The problem for the Trotskyist movement is that the Transitional Program, as dynamic as it first appears, can become idealized in the hands of a sectarian group. For example, during the 1960s when the U.S. was boiling over with discontent over the war in Vietnam, the Workers League, a small group connected to Gerry Healy’s International Committee for the Fourth International, decided that “for a labor party” was a transitional demand around which all struggles should be subordinated. While the demand for a labor party did not occur in the Transitional Program in 1938, it had raised to that level in discussions between Trotsky and James P. Cannon in Mexico City that year. For the Workers League, it had become a mantra. They would show up at antiwar conferences in 1968 composed mainly of college students who knew little about the trade union movement and shriek at them for not voting in favor of their resolution. Now, nobody would say that the Workers League was the most crazy group in the Trotskyist movement (a topic taken up in my next post) but they were clearly in the running, the “sweet sixteen” to put it in NCAA terms (go, Butler).
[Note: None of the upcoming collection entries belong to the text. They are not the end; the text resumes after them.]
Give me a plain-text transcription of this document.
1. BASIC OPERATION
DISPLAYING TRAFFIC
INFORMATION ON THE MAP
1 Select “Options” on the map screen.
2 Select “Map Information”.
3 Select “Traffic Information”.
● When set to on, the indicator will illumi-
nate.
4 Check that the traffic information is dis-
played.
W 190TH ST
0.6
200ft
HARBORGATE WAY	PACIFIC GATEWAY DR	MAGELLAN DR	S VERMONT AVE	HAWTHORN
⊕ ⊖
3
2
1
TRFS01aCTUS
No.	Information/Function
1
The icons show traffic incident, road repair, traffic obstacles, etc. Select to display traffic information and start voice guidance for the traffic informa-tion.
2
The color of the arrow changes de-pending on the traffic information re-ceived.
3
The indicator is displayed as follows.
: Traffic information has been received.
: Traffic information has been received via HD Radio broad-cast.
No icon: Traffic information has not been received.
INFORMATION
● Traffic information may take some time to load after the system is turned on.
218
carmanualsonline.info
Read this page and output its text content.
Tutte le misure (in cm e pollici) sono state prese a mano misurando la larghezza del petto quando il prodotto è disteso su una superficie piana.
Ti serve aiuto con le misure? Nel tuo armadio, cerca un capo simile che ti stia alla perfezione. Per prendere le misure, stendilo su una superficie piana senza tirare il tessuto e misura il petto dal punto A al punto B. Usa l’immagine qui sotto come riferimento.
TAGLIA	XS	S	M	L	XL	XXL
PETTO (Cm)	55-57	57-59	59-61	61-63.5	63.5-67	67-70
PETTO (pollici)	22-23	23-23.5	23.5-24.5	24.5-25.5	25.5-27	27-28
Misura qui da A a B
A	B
Not having read the Transitional Program for perhaps 35 years, I took a fresh look at it this morning in order to help me prepare this post. I was startled to see a section titled Against Sectarianism that must have missed my attention in the past. But it must have been on Peter Camejo’s mind when he wrote an article with the same title in the early 1980s analyzing the SWP’s problems. I was struck by Trotsky’s conclusion, made just after his dismissal of his “centrist” opponents, the worst offenders:
However, sectarian tendencies are to be found also in our own ranks and display a ruinous influence on the work of the individual sections. It is impossible to make any further compromise with them even for a single day. A correct policy regarding trade unions is a basic condition for adherence to the Fourth International. He who does not seek and does not find the road to the masses is not a fighter but a dead weight to the party. A program is formulated not for the editorial board or for the leaders of discussion clubs, but for the revolutionary action of millions. The cleansing of the ranks of the Fourth International of sectarianism and incurable sectarians is a primary condition for revolutionary success.